Economic recovery for some, millions still struggling

Treasurer Josh Frydenberg boasts that “Australia is leading the global economic recovery” and that living standards have risen by a “remarkable” 5.8 per cent over the past year.

Some people are doing very well indeed. According to the Australian Bureau of Statistics (ABS), company gross operating profits rose from 2.6 per cent in March 2020 to 11.9 per cent a year later.

Property speculators are making hay as house prices rocket.

But the headlines disguise the fact that millions of workers are doing it tough, whether they have a job or not.

The ABS reported that at the end of March there were 1.1 million people holding down at least two jobs—covering 7.5 per cent of all jobs. Both are record figures. The number of people with two or more jobs has grown by a third since the end of June last year.
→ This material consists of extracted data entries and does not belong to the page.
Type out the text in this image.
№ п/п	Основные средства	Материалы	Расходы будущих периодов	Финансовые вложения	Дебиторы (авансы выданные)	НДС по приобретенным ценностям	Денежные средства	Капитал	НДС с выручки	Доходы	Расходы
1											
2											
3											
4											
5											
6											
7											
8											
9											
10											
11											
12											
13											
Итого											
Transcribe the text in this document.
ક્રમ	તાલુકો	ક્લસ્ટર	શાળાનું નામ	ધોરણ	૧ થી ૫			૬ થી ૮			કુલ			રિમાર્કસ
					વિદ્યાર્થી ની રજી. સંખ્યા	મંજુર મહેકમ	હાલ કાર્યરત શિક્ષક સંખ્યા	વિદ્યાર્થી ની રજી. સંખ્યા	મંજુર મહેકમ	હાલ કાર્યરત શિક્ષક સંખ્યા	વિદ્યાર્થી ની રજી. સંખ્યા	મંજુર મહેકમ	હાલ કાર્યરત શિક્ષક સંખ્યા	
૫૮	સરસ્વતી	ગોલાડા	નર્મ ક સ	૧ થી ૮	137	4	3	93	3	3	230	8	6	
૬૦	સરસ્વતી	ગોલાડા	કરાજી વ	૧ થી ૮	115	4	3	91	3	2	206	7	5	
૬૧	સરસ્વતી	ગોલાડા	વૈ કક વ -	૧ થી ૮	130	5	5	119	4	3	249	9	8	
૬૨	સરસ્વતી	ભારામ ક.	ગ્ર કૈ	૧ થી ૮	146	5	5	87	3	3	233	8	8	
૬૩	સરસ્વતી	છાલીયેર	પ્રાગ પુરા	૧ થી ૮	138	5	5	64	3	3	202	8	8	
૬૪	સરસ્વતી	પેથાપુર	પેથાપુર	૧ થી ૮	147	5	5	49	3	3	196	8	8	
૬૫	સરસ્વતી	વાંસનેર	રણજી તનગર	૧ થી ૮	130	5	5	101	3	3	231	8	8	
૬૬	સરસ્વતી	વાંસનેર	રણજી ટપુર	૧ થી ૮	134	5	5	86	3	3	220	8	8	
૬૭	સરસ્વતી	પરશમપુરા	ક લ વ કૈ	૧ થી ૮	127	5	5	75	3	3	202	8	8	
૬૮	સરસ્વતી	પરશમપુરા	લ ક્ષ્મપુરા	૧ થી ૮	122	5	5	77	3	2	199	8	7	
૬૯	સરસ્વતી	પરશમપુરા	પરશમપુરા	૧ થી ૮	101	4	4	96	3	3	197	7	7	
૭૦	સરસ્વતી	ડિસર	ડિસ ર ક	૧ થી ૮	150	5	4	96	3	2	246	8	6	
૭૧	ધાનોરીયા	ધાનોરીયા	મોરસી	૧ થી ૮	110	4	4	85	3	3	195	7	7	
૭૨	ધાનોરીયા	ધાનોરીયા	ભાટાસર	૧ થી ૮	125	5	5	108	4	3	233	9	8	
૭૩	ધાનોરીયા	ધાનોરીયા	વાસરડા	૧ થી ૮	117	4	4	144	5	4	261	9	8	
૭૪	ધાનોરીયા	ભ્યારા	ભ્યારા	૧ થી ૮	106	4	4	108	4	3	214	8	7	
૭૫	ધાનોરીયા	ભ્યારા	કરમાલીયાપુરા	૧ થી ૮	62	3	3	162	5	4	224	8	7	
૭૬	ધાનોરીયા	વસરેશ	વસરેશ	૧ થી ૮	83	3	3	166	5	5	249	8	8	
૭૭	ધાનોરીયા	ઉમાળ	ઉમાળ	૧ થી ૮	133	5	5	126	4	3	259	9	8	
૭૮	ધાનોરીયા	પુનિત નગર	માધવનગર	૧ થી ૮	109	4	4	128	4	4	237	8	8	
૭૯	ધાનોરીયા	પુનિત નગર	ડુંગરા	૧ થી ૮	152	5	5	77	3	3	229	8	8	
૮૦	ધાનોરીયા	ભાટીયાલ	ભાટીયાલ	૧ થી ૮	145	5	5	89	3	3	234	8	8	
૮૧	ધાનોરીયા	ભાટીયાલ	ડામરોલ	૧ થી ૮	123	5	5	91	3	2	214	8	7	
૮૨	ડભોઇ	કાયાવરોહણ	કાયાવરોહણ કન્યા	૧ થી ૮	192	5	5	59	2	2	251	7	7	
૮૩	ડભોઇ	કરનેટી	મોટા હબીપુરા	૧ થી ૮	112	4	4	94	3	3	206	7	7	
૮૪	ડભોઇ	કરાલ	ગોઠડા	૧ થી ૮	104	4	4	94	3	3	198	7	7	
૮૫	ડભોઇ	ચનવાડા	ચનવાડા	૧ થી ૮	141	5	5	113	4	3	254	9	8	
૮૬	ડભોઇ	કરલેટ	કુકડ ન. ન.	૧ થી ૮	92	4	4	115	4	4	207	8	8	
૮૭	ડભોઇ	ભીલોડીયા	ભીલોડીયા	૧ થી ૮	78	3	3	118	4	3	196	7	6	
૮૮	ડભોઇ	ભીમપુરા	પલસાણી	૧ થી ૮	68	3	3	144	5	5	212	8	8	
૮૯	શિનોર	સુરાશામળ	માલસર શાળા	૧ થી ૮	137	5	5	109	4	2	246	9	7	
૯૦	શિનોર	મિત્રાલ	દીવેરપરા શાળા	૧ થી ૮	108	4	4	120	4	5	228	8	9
This reflects years of slow wage growth that have left most workers struggling to cope with living costs.

A thinktank, the McKell Institute, has reported that the average Australian worker would be earning $254 more a week if wages growth had continued at the rate achieved under the last Labor government.

Under Rudd and Gillard, from 2007 to 2013, wages grew by 4.6 per cent a year. But that rate plummeted to 2.5 per cent a year between 2014 and 2020 under the Coalition.

There are a range of factors at play here including public sector pay freezes, wage theft, modest minimum wage increases and, of course, anti-union laws that contribute to very low strike rates.

Another is the proportion of workers in full-time jobs with leave entitlements.

Alison Pennington at the Centre of Future Work reports that, in 2017, the number of such “good jobs” fell to just less than half of all employment for the first time on record.

She writes: “It’s still low, with around half (50.5 per cent) of all jobs full-time with paid entitlements at end-2020. This means, around half of employed Australians now confront one or more key dimensions of insecurity in their work (casual, part-time, marginal self-employment).”

Another reason workers are facing the pinch is revealed in inflation figures from the ABS that show the cost of basics has been rising twice as fast as the cost of luxuries.

The ABS is using a new method for calculating the level of inflation for necessities like food, housing, healthcare and transport separately from the inflation rate for discretionary items such as takeaway meals, alcohol and holidays. Together they make up the Consumer Price Index (CPI).

As Emma Dawson wrote in The Age: “Broken down this way, the figures released last month reveal that, during the ‘dog days’ before the COVID recession, the price of non-discretionary items increased by 14.8 per cent, while discretionary inflation was 12.9 per cent.

“Not too different—but when you take out the cost of tobacco … discretionary inflation was just 6.4 per cent. As less than 15 per cent of Australians are regular smokers, this lower figure is a more accurate reflection of the typical household.”


This is bad news for people on benefits such as JobSeeker, Parenting Payment Partnered, Special Benefit, Youth Allowance and Austudy, which are adjusted in line with overall CPI movements. (Age Pension, Service Pension, Disability Support Pension and Carer Payment rates are only partly linked to CPI.)

When benefits go up in line with the CPI figure, recipients are falling behind, given that they spend all their income on essentials whose prices are increasing at a much higher rate.

Jobseekers are also facing a fresh Coalition attack. People making new claims will not get paid until they have signed a job plan, which takes on average ten days.

The result is, according to the government’s own figures, that this change will affect about 144,000 jobseekers each year, with each to lose $450 in payments on average.

The Coalition are presiding over more poverty and misery. But we know there is an alternative.

In the middle of 2020, the Coronavirus Supplement meant poverty was briefly abolished.

According to the ABS, the share of disposable income going to the bottom one-fifth of households leapt from 4 per cent to almost 12 per cent.

People were able to pay bills, buy food and have the occasional treat without stress.

As a minimum, we need to fight for Jobseeker to be increased to $80 a day, for higher pensions and for more public housing.

Poverty is imposed by capitalism. It can be abolished if we resist.